Whether students learn them from an HIV surveillance internship or from watching “The Evil Dead 2,” there are four vital public health themes that everyone should know.

First, epidemics can strike at any time. Whether caused by medical experimentations of the rage virus (“28 Days Later”), pollution of 2-4-5 Trioxin (“The Return of the Living Dead”) or unusual moon alignment (“Night of the Living Dead”), a virus can appear quickly and spread rapidly. Without adequate resources, preparation or knowledge of the disaster, uninfected individuals face a heavy disadvantage compared to those who understand the risks of disease. Educational public health warnings are important. Pay attention next time: Get a flu vaccine.

Second, the medical model doesn’t have all the answers. In today’s health system, almost all health funding goes toward treatment of illness instead of prevention. This is an inefficient way to deal with cardiovascular disease, and an inefficient way to deal with proliferation of the undead. There’s no cure for zombie-ism, just as there is no absolute cure for diabetes or HIV (there are, however, life-saving treatments for both of these diseases). Prevention is key and must receive greater priority when looking at the health policy issues today.
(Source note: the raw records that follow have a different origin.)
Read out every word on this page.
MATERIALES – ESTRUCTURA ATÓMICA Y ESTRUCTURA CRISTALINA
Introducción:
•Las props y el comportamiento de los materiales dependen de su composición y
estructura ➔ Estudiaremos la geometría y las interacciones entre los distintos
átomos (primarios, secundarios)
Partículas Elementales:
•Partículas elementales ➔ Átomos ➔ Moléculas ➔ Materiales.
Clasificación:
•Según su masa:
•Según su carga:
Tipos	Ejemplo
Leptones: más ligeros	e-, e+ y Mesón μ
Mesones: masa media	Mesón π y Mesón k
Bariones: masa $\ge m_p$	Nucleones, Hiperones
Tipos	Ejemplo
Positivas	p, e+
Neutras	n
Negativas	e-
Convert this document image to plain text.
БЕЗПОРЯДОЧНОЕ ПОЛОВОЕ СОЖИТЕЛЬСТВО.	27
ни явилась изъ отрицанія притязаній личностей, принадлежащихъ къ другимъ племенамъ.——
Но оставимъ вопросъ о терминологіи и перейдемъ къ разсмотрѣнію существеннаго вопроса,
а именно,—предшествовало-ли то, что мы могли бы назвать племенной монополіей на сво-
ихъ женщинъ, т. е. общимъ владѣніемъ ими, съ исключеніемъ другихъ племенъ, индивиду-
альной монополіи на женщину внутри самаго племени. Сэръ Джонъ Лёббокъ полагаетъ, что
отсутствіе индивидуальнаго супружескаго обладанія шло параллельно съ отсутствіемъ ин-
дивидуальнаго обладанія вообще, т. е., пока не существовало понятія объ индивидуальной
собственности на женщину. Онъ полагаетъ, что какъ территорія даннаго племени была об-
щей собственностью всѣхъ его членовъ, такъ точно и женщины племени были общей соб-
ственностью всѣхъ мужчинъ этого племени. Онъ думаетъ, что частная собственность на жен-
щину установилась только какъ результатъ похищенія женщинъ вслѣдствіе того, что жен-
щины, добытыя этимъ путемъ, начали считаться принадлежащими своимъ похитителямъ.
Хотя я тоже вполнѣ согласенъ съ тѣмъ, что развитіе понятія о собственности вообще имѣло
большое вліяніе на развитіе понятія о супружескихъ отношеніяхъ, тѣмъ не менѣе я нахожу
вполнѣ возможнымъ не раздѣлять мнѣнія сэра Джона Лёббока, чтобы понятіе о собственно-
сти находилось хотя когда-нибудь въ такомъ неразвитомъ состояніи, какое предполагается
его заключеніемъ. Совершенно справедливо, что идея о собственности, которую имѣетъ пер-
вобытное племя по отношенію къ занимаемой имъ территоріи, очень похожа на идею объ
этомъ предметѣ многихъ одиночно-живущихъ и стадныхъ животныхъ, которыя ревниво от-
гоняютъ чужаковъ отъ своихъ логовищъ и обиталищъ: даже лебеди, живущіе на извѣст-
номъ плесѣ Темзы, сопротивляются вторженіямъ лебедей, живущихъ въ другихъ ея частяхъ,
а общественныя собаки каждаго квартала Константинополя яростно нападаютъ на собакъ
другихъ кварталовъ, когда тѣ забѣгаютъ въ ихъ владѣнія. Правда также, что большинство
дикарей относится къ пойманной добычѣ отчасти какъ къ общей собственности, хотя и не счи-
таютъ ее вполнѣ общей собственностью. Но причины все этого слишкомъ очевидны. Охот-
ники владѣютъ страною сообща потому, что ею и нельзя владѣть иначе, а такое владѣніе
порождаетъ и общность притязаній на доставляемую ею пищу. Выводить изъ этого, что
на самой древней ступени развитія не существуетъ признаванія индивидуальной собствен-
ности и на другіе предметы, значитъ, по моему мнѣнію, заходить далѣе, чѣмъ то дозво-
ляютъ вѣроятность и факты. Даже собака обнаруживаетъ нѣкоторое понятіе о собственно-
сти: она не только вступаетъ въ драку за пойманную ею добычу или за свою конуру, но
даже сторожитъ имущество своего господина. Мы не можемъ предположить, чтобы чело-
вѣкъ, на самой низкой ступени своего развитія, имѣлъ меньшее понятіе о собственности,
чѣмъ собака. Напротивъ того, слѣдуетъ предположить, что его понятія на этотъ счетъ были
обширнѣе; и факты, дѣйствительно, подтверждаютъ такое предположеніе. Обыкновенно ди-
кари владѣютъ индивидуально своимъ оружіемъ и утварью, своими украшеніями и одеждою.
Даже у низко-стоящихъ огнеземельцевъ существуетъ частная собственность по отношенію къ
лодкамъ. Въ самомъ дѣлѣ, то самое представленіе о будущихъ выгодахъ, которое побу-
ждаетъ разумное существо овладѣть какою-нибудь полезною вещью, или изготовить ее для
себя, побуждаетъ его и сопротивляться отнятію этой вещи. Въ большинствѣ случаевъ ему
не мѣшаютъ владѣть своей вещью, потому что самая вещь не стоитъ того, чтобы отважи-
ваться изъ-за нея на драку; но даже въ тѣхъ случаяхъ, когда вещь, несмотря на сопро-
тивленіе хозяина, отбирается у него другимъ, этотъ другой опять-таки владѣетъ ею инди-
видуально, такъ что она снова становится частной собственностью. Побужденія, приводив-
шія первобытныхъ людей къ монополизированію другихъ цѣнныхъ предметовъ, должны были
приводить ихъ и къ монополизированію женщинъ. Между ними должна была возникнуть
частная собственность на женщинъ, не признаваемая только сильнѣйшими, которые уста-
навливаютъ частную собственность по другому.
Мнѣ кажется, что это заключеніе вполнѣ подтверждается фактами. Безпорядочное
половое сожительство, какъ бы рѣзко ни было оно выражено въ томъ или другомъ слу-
Third, public health is an interdisciplinary field. Broad epidemic preparedness requires work from all academic disciplines from epidemiology to sociology, from medicine to economics. The economic efficiency of vaccine delivery, the morality of community quarantines, the anthropology of disease and the construction of wooden barricades are all important issues that come up during a health crisis such as a zombie attack. Disease — whether caused by a stomach bug, biological attack or brain-devouring syndrome — rarely has a magic-bullet cure. Instead, a coalition of experts must provide new perspectives to new problems. Going into the consulting industry after graduation? Public health experts can still use your help!

Fourth, disease is a global issue and affects everyone. Pathogens ignore national borders. They are able to cross the world in hours or days; no country is invulnerable to the importation of disease. Additionally, pathogens can adapt to changing ecological environments, creating strains resistant to basic treatments (the infected in “I Am Legend,” for example, began as allergic to sunlight, but by the end of the movie could venture into the dusk-time shadows). Around the world, the improper delivery of medications for tuberculosis and HIV has already created such resistance. All demographics — whether poor or rich, local or distant — must have access to effective health care treatment and prevention programs to prevent the global spread of these resistant “superbugs.”

Other important life lessons abound in zombie films: Always keep your doors locked; it’s a good idea to have some canned food around; in general, avoid malls; don’t bro out too long with your buddy who just got that zombie bite.

Is Yale prepared for a zombie attack? Probably not. But public health experts constantly fight to prevent such epidemics and, when they occur, work diligently to recognize, isolate and cure any infectious disease.

So how can you become one of these champions of global health? How can you better understand the epidemiological principles that serve as a foundation of a healthy population? How can you learn to protect yourself from outbreak, starvation, or your infected residential college master charging you while you’re cornered against a fence?

Go watch a zombie movie.

Justin Berk is a junior in Pierson College.